Aloe Vera Juice Side Effects and Precautions
1. If you’re currently being treated with any of the following medications, you should not use aloe vera without first talking to your doctor:
- Medications for diabetes: One of the health benefits of aloe vera juice can also be one of its main side effects, as it helps lower your blood sugar level. This may be potentially dangerous for people already suffering from low blood sugar.
- Digoxin and diuretics: Because taking oral aloe can decrease levels of potassium in the body, aloe latex should not be used by people taking diuretics (water pills) or digoxin (a medication used to treat irregular heart rhythms and congestive heart failure). These drugs also lower potassium levels in the body, so a combination of aloe and digoxin or diuretics could cause potassium levels to fall too low.
2. Aloe-emodin, aloin, and aloe latex (yellowish substances naturally present just under the skin of the plant) are classified as anthraquinones, a type of laxative. Since these substances may have toxic effects, some medical experts recommend avoidance of aloe juice that contains anthraquinones. One consideration is to use one of the commercial aloe vera juice products that have the anthraquinones removed. Also, it’s almost impossible to remove the anthraquinones when trying to make your own juice from the plant. So if you want to use aloe vera juice on a regular basis, it’s highly recommended you use one of the commercial aloe vera juice products. When purchasing a “whole leaf” aloe vera juice, make sure the label clearly states the “emodin” or “aloin” has been removed. Or, you can purchase aloe vera juice made from the “inner leaf” or “inner gel,” which does not contain these anthraquinones. Again, do not try to make aloe vera juice at home; instead, purchase one of these products.

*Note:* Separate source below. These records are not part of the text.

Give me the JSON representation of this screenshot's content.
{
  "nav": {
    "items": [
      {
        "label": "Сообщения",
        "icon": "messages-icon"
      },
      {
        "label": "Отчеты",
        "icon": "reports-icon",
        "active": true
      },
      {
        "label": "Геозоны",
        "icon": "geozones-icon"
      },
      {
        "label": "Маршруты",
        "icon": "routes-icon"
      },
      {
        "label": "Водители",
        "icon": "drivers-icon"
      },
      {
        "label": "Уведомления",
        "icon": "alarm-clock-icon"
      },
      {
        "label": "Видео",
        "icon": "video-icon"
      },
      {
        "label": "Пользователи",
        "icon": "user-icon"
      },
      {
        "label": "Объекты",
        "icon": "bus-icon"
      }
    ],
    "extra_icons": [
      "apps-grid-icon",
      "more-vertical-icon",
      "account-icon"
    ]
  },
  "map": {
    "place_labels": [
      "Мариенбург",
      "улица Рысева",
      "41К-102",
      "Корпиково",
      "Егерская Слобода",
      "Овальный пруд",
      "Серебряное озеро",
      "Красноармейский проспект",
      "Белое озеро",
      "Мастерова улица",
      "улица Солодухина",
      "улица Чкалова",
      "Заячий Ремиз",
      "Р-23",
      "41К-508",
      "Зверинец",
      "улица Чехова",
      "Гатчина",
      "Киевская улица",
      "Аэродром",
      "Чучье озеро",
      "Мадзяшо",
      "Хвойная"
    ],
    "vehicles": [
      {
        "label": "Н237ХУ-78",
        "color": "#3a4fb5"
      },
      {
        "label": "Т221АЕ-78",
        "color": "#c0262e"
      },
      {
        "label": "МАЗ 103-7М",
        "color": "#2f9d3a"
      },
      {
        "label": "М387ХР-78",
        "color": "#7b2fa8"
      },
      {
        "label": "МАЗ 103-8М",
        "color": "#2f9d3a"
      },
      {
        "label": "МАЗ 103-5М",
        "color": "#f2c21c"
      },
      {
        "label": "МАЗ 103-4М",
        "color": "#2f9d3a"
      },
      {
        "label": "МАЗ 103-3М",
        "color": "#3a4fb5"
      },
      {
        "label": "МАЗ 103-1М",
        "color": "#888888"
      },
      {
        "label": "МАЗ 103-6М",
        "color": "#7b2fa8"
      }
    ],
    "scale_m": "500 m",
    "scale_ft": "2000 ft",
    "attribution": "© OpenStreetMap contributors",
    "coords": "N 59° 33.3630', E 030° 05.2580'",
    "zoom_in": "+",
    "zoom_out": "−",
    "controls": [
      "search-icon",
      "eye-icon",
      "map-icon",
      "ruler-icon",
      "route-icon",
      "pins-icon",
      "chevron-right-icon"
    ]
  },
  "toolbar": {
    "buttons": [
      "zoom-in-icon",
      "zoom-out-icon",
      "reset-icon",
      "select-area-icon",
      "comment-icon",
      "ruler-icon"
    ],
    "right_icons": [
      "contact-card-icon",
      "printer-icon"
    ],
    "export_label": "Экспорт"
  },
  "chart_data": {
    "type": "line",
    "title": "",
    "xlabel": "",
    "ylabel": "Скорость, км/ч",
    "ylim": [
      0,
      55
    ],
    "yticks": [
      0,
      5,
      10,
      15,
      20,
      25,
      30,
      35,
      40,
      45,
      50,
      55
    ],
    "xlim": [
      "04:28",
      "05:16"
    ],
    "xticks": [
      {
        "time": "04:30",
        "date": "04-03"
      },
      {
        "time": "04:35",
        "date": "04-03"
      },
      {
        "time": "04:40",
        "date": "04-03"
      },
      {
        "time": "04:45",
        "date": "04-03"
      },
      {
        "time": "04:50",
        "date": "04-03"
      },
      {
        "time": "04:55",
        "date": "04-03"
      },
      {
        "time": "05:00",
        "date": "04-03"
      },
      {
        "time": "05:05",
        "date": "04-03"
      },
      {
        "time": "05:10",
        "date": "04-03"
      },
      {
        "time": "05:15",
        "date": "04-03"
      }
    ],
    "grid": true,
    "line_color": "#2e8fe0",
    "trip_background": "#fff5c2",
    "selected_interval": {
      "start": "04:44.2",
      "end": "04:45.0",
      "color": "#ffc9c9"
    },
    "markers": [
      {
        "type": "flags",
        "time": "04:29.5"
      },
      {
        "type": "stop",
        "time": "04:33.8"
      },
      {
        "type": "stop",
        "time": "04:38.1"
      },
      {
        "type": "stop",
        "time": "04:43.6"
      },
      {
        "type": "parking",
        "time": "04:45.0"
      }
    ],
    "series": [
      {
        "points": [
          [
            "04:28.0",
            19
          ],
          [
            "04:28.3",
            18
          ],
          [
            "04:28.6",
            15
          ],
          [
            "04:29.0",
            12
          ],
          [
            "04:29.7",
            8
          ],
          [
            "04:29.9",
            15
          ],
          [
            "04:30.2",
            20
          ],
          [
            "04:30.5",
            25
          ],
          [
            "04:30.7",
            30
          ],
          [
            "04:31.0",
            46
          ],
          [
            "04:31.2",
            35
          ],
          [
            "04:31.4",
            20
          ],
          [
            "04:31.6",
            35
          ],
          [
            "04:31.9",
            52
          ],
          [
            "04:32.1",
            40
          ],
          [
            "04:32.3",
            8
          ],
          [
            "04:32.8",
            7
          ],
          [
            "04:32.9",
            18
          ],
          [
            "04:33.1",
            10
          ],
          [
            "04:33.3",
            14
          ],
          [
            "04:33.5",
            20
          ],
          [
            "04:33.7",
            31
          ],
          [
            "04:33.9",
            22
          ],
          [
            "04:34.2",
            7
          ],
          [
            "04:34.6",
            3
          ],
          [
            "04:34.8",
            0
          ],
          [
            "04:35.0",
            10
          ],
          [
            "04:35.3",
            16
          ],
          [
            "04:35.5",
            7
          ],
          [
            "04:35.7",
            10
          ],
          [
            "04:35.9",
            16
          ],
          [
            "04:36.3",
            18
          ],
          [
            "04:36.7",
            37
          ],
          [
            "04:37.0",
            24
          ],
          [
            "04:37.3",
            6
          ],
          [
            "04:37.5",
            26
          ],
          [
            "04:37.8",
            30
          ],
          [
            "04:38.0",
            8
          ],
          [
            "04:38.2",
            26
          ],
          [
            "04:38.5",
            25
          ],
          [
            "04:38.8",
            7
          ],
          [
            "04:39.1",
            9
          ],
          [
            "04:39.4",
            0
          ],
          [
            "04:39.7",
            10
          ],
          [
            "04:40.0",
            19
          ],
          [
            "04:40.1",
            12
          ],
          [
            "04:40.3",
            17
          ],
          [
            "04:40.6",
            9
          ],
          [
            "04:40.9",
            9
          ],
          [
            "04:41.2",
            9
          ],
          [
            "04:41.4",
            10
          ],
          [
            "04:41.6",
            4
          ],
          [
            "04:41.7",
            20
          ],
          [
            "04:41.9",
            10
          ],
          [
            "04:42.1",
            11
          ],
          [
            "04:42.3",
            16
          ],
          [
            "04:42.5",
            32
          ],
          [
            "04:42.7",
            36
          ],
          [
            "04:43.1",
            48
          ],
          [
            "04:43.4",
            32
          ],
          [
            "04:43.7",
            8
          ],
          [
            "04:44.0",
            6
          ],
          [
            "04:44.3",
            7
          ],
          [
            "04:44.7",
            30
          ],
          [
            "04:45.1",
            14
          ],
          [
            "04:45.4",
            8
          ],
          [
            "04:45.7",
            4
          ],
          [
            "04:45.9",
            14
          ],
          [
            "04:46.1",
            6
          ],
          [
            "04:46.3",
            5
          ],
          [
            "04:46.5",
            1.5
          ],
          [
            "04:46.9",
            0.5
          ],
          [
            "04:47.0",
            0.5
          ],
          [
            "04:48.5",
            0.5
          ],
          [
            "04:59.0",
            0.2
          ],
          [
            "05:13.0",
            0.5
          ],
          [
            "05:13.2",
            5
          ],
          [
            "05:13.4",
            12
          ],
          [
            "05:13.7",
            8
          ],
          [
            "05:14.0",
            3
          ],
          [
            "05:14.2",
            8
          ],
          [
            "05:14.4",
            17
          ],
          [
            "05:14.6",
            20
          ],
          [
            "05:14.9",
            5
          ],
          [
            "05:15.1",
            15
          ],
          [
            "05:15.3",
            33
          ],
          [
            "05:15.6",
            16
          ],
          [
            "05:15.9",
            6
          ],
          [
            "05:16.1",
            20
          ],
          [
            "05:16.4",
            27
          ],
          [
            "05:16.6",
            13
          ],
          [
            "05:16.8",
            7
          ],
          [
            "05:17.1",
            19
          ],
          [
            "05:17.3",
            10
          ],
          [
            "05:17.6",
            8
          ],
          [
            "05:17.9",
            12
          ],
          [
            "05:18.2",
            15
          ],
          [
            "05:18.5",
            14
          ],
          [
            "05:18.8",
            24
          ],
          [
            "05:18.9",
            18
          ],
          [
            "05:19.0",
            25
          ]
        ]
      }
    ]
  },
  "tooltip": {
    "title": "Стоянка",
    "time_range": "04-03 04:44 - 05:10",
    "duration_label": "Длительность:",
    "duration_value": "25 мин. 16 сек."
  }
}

3. Aloe vera juice, when consumed in an excess amount, can lead to abdominal cramping, diarrhea, dehydration and electrolyte imbalance.
Reduce Your Risk of Heart Attack and Stroke
The preliminary research studies on aloe vera juice are promising. But to achieve the best results for heart attack and stroke prevention, it is recommended you combine aloe vera juice with other health strategies such as diet and exercise. Some believe it’s beneficial to take vitamins and other supplements and even certain foods, such as chia.